複数の相続人のうちの誰かが
相続税を納付しないとどうなる?

 複数の相続人がいる場合、自身が取得した財産に応じた相続税を納めることが一般的だ。基本的に誰か1人が代表して納付するものではない。では、別の相続人が相続税を納付しなかった場合には、どのようなリスクがあるのだろうか。

 結論から言うと、他の相続人の滞納に関しても、自分が支払うよう税務署から請求される可能性がある。なぜなら、相続税には「連帯納付義務」があり、相続人全員が連携して相続税を支払う必要があるからだ。遺言書で財産をもらう場合も同様であり、相続人が複数いる場合には注意が必要だ。なお、本来支払うべき相続人が税務署から納税猶予や物納を認められた場合は請求されない。
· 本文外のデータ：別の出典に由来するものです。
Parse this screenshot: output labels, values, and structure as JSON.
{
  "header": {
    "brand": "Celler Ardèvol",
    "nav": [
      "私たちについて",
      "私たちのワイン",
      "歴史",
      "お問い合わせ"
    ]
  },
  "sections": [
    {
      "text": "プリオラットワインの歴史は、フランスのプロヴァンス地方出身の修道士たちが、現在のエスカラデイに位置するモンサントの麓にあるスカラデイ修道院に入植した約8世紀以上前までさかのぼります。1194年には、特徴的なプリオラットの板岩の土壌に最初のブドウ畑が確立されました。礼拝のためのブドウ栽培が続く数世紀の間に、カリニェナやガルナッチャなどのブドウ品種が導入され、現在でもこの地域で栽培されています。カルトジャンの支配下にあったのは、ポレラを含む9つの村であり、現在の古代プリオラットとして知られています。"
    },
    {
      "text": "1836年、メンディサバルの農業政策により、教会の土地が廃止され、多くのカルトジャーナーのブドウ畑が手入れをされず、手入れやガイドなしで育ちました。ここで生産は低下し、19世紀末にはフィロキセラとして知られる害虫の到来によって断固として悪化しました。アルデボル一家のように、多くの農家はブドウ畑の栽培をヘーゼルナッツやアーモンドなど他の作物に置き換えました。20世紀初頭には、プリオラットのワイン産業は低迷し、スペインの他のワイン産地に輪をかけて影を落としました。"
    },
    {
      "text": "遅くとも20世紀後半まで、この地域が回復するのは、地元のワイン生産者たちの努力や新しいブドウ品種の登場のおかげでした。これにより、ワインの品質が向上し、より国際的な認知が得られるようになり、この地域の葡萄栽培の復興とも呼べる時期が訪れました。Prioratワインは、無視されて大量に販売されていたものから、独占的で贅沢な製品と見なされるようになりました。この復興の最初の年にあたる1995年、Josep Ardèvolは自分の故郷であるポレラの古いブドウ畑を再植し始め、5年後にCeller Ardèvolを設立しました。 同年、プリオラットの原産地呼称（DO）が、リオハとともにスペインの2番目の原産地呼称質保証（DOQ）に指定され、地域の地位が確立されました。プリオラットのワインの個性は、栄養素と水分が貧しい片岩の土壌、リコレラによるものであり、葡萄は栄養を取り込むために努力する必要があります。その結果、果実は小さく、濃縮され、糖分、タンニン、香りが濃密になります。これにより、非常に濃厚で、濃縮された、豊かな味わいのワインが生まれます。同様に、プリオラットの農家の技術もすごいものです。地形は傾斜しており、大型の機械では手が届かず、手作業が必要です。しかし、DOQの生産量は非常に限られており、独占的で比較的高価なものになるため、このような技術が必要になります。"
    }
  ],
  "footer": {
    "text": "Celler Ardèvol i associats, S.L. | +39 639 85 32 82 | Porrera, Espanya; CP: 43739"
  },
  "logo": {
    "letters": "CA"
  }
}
「相続財産を使い切ってしまった」「元々仲が悪く連絡しあう関係ではない」といった事情があっても、税務署は考慮してくれない。遺産分割協議や遺言書による財産の分配時に、いつ相続税を納付するのか確認しあっておくことも検討しよう。

 納付が遅れそうな相続人がいる場合、代表者が支払うことも可能だが、贈与とみなされる可能性もある。相続税は注意したいポイントが多いため、必ず税理士に相談した上で手続きを進めてほしい。